Jenny and some of the kids are down sick, so I’ve got all the animals and garden responsibilities this night. Usually I do the animals and maintenance tasks around the farm while Jenny cultivates and nurtures the garden after livestock. After several years of my anarchy gardening strategy, she has come along and enforced rigid rows and strict water disciplines. It’s working, even with the onslaught of grasshoppers doing their best impersonation of locusts this year. Clunk.
Gardens are busy places. Among the tomatoes I found flowers in the pollination stage, green tomatoes leveling up, and ripe red tomatoes for harvest. In the middle was a zipper spider, ready and eager to capture and consume grasshoppers tearing through the place. Look! Even a baby spider coming along nicely.

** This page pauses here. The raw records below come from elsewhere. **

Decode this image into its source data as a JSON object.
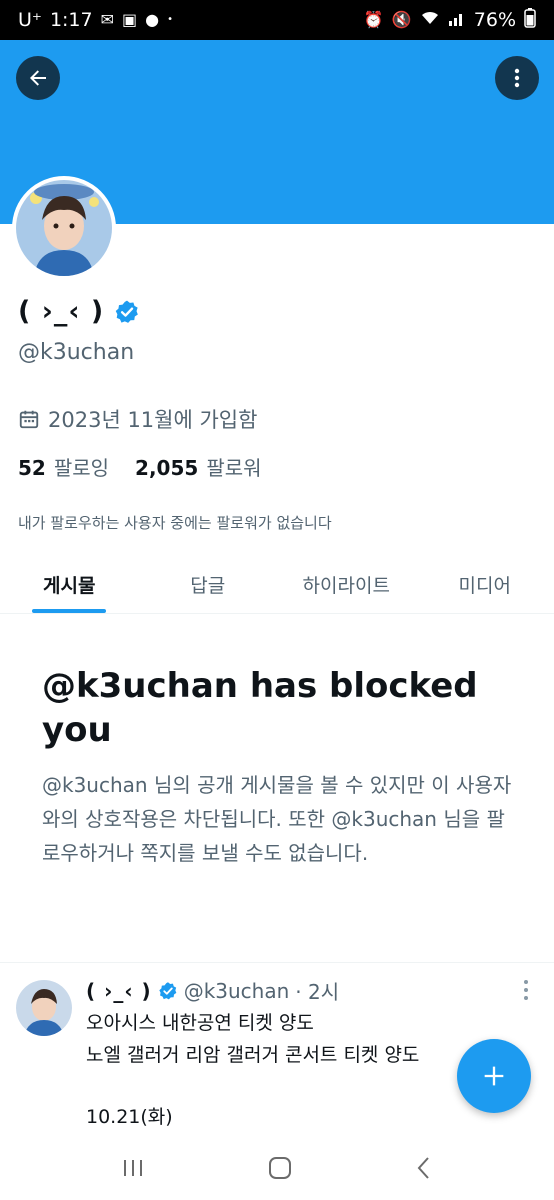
{
  "status_bar": {
    "carrier": "U⁺",
    "time": "1:17",
    "battery": "76%"
  },
  "profile": {
    "display_name": "( ›_‹ )",
    "handle": "@k3uchan",
    "joined": "2023년 11월에 가입함",
    "following_count": "52",
    "following_label": "팔로잉",
    "followers_count": "2,055",
    "followers_label": "팔로워",
    "no_followers_note": "내가 팔로우하는 사용자 중에는 팔로워가 없습니다"
  },
  "tabs": [
    {
      "label": "게시물",
      "active": true
    },
    {
      "label": "답글",
      "active": false
    },
    {
      "label": "하이라이트",
      "active": false
    },
    {
      "label": "미디어",
      "active": false
    }
  ],
  "blocked": {
    "title": "@k3uchan has blocked you",
    "body": "@k3uchan 님의 공개 게시물을 볼 수 있지만 이 사용자와의 상호작용은 차단됩니다. 또한 @k3uchan 님을 팔로우하거나 쪽지를 보낼 수도 없습니다."
  },
  "tweet": {
    "name": "( ›_‹ )",
    "handle": "@k3uchan",
    "time": "· 2시",
    "line1": "오아시스 내한공연 티켓 양도",
    "line2": "노엘 갤러거 리암 갤러거 콘서트 티켓 양도",
    "line3": "10.21(화)"
  },
  "colors": {
    "accent": "#1d9bf0",
    "text": "#0f1419",
    "muted": "#536471"
  },
  "icons": {
    "back": "arrow-left-icon",
    "more": "more-vertical-icon",
    "verified": "verified-badge-icon",
    "calendar": "calendar-icon",
    "compose": "plus-icon"
  }
}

Taking a step away from any garden helps bring perspective. The distress and violence in always in the micro. It’s in the conflict of the insects and arachnids, weeds competing for water with the productivity plants, rampaging fungus flowering in the shadows, and dismal leaves rotting from ground contact.
When you see the whole macro garden you see abundance and re-creation. You see canopies of green making life from sunbeams. You see seeds wrapped in nutrients meant to be consumed. You see nothing is wasted, even the losses cycle back into the system for new life. I see the father God in that cycle, and it’s a reminder for me how he looks at the heart of the man and not just the problems obvious in the micro view.
One nights harvest, so many melons to eat and preserve and share. Time to turn these chickens loose of the clunkers.